Si tratta di quella impressione a causa della quale si crede che nella nostra situazione attuale ci manchi
qualcosa di essenziale e che, per questo, la possibilità di crescere spiritualmente ci sia rifiutata. Per esempio: manco di salute, dunque non riesco a pregare come ritengo indispensabile fare. Oppure: la mia famiglia mi impedisce di organizzare le mie attività spirituali come vorrei. O ancora: non ho le qualità, le forze, le virtù, i doni che ritengo essermi necessari per la realizzazione di qualcosa di bello sul piano della vita cristiana. Non sono soddisfatto della mia vita, della mia persona, del mio stato, e vivo con la costante sensazione che fin quando le cose andranno in un tale modo mi sarà impossibile vivere veramente ed intensamente. Mi sento svantaggiato rispetto agli altri e porto in me la costante nostalgia di un'altra vita, migliore e più vantaggiosa, dove finalmente poter realizzare delle cose valide. Ho la netta sensazione, secondo l'espressione di Rimbaud, che « la vera vita sia altrove »; altrove, ma non nella mia situazione. Non accetto la mia storia personale e le sue limitazioni, e questo mi paralizza.

Questo modo di percepire la propria situazione è molto frequente anche in cristiani sinceri, ma denota una mancanza di fede.
Basterebbe poco perché tutto si modificasse e io iniziassi a progredire in modo autentico: uno sguardo diverso, uno sguardo di fiducia e di speranza sulla mia situazione (basato sulla certezza di fede che nulla mi manca). Allora mi si aprirebbero delle porte, delle insperate possibilità di crescita spirituale, che esistono sempre perché Dio non le può rifiutare a nessuno, ma che non vedo perché sono centrato su me stesso. Noi viviamo spesso in questa illusione. Vorremmo che quanto ci circonda cambiasse, che si trasformassero le circostanze esteriori, nell'errata convinzione che tutto allora andrebbe meglio: molto spesso è un errore. Non sono le circostanze esteriori, è il nostro cuore che prima d'ogni altra cosa deve cambiare, purificarsi dal ripiegamento su se stesso, dalla tristezza e dalla mancanza di speranza: 
« Beati i puri di cuore perché vedranno Dio » (Mt 5,8). Beati coloro il cui cuore è purificato dalla fede e dalla speranza, che posano sulla loro vita uno sguardo animato dalla certezza che, nonostante le circostanze apparentemente sfavorevoli, Dio è presente e dunque nulla può loro mancare. In quell'istante, se avranno questa fede, vedranno Dio: sperimenteranno questa sua presenza che li accompagna e li guida, vedranno che molte cose che ritenevano negative nella loro vita sono invece, nella pedagogia divina, dei potenti modi per farli crescere e progredire. San Giovanni della Croce dice che « Molto spesso è da quello che essa crede di perdere che l'anima trae maggior profitto ».

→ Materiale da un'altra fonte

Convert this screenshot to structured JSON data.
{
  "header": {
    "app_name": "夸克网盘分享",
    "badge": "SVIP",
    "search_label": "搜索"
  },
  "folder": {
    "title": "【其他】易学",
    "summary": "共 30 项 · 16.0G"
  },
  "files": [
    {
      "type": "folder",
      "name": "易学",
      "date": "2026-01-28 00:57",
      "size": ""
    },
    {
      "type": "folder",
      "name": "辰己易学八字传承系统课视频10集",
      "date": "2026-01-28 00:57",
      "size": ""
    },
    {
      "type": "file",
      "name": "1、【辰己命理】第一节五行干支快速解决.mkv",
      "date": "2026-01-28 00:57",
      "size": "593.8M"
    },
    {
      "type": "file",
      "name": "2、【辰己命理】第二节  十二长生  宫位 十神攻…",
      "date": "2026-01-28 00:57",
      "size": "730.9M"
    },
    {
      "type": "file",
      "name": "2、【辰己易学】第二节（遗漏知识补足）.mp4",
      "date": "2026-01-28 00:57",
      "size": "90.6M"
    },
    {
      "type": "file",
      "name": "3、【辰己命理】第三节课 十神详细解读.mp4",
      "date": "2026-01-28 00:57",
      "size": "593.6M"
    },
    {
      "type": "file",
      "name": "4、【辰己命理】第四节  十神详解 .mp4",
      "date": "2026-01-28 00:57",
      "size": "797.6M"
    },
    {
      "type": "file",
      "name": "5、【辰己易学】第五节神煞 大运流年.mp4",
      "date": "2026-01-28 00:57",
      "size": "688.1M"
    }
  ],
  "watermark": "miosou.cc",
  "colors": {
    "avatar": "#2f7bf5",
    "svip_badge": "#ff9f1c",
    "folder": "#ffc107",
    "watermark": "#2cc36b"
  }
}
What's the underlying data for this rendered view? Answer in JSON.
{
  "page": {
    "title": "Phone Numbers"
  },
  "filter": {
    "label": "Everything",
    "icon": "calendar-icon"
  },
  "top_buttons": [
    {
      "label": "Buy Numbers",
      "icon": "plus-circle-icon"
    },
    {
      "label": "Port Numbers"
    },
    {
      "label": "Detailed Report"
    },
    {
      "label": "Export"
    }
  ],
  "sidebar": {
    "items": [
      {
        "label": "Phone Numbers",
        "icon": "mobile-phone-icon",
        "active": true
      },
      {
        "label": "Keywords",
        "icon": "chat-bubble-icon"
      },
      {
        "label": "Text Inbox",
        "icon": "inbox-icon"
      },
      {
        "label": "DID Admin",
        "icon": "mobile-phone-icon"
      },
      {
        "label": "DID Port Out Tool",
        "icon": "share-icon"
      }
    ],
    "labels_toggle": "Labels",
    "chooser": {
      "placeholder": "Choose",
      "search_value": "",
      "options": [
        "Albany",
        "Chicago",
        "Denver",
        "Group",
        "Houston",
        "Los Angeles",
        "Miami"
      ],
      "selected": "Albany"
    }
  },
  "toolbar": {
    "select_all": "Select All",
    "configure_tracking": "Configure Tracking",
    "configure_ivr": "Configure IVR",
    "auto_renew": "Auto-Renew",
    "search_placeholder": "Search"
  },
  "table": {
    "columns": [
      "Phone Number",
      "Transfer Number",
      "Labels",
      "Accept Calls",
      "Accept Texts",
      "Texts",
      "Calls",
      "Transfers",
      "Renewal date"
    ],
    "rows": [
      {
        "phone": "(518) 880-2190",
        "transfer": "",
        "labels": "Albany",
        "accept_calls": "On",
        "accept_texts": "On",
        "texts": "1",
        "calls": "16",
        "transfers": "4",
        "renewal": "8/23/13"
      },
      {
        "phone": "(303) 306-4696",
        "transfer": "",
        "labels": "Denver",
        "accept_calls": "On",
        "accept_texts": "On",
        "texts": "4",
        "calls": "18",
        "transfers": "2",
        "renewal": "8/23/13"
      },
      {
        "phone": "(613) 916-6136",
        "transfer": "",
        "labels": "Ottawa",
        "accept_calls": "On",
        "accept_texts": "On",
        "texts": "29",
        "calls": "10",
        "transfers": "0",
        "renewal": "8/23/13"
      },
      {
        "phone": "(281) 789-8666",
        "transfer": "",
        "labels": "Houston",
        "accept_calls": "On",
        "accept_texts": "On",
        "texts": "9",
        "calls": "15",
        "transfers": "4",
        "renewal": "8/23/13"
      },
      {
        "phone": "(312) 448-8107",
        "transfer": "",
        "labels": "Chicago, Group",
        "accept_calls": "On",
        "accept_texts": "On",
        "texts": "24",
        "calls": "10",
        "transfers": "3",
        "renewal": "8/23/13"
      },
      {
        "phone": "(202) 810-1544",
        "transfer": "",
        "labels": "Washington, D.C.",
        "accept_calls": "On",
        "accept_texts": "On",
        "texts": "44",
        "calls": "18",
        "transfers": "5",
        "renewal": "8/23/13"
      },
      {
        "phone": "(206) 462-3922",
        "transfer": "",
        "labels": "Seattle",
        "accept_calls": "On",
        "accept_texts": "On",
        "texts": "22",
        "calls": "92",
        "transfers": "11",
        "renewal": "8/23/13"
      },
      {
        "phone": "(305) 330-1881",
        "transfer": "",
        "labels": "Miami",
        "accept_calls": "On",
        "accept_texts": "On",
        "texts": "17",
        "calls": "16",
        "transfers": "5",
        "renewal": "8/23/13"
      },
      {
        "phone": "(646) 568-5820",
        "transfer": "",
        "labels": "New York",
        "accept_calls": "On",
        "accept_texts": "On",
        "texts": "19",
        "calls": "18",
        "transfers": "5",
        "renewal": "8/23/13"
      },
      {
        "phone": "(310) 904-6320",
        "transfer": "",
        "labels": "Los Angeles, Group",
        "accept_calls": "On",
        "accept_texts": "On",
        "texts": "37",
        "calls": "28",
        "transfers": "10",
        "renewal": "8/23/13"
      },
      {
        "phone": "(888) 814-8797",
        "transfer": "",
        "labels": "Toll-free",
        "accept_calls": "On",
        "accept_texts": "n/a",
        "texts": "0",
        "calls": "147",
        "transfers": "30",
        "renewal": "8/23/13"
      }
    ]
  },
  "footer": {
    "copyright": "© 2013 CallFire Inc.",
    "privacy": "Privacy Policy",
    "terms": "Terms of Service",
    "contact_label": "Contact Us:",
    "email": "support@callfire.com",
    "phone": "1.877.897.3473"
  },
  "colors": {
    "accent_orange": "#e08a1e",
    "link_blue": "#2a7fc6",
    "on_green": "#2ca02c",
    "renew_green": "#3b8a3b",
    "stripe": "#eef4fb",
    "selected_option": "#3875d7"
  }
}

Per esempio come lo spiegheremo più avanti, quante nostre imperfezioni, di cui ci lamentiamo e
vorremmo essere sbarazzati, potrebbero mutarsi in occasioni per progredire in umiltà e fiducia nella
misericordia di Dio, e dunque nella santità. 
Il problema di fondo è che contiamo troppo sul discernimento personale di quello che è buono e quello che non lo è, e non abbiamo invece sufficiente fiducia nella saggezza di Dio.

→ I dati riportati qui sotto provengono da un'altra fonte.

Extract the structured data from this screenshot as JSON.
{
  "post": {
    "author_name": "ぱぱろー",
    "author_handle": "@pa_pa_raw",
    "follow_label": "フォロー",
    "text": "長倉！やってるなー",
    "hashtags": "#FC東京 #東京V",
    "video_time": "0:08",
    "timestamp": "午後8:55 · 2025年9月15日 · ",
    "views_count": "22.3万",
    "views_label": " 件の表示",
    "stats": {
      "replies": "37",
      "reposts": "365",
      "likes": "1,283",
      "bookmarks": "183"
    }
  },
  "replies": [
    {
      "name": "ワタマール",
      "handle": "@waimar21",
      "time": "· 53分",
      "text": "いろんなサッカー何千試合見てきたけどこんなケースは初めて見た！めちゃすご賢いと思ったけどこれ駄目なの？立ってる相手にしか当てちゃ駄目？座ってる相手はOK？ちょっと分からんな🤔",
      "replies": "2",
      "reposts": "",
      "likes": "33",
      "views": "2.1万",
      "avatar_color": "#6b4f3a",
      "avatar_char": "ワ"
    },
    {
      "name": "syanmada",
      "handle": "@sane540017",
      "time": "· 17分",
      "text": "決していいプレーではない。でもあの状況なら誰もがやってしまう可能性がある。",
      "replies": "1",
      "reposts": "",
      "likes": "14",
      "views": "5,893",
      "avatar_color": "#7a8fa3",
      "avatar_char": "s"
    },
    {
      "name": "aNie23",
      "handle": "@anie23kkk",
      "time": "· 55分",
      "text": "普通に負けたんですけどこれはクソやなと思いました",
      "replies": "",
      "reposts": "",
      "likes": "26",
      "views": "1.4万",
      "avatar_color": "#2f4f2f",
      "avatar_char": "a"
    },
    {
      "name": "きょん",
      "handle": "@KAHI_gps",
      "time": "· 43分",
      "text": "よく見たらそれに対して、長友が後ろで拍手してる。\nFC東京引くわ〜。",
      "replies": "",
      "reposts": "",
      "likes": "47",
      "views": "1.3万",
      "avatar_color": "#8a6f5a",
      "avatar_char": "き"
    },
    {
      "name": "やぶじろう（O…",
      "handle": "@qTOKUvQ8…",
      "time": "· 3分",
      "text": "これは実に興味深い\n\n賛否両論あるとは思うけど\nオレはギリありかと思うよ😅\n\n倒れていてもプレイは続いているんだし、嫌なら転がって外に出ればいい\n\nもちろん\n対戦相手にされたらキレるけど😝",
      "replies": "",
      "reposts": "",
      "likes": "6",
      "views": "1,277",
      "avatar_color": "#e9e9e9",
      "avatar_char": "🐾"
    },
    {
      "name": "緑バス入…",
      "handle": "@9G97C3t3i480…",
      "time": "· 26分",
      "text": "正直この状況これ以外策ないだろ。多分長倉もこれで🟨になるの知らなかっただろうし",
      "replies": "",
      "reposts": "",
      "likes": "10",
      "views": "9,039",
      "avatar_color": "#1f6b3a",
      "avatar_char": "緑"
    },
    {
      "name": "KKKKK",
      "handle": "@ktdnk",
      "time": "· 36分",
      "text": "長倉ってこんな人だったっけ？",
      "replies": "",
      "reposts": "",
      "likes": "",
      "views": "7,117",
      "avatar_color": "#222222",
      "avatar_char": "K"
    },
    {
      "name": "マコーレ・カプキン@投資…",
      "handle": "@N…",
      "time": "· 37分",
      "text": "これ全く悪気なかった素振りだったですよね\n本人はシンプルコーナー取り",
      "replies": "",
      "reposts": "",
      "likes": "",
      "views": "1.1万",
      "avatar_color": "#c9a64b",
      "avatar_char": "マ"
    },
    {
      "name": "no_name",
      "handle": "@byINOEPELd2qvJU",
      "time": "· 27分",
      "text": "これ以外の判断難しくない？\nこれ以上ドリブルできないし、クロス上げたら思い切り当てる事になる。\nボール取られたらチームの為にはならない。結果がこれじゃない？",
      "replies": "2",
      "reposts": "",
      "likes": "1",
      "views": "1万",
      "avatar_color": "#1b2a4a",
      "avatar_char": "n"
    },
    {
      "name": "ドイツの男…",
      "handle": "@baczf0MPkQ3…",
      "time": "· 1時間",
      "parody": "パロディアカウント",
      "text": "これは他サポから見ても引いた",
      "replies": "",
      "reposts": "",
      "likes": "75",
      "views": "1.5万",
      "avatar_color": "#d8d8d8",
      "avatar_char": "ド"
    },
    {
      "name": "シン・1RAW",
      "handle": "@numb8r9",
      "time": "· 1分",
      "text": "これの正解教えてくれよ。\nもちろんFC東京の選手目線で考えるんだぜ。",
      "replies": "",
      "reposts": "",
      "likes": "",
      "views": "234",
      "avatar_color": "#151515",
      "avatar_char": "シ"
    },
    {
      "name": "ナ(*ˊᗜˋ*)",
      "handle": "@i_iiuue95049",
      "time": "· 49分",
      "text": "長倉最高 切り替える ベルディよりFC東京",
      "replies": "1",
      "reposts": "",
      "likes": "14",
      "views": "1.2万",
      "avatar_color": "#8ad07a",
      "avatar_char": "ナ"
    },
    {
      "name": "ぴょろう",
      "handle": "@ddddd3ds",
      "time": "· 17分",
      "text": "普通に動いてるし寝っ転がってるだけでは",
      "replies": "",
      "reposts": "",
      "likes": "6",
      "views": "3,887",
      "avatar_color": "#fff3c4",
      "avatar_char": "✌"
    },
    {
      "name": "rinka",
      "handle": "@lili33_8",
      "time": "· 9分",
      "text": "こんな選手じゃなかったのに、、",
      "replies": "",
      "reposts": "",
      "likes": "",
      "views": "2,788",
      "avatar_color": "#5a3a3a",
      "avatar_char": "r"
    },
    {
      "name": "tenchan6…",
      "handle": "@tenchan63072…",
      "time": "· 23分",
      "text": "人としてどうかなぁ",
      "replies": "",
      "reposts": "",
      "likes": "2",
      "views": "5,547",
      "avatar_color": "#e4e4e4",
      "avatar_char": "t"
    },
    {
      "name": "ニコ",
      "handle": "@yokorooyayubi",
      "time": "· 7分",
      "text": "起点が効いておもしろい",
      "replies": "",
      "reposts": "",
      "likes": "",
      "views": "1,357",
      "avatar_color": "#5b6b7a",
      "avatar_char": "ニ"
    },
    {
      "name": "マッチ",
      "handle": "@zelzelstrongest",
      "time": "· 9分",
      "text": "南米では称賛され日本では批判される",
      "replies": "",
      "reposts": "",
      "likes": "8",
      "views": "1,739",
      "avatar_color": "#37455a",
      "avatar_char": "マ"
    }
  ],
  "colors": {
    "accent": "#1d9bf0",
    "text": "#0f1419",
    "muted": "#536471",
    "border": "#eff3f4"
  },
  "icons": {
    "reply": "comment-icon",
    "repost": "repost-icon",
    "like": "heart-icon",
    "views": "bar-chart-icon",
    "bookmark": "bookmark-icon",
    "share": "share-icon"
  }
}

Se qualcosa ci manca, è soprattutto il credere che « tutto è grazia » (Teresa di Gesù Bambino).

Crescere e realizzarsi, in termini di cristianesimo, vuoi dire imparare ad amare. Tanti aspetti della mia
vita percepiti in un modo negativo potrebbero invece, se avessi più fede, essere delle preziose occasioni per amare di più: per essere più paziente, più umile, più dolce, più misericordioso, più distaccato, per abbandonarmi maggiormente nelle mani di Dio, e così via. Dio mi potrà lasciare talvolta mancare di alcune cose: di danaro, di salute, di virtù; ma non mi lascerà mai mancare se stesso e la grazia che mi permette di vivere ogni situazione in modo da progredire nell'amore.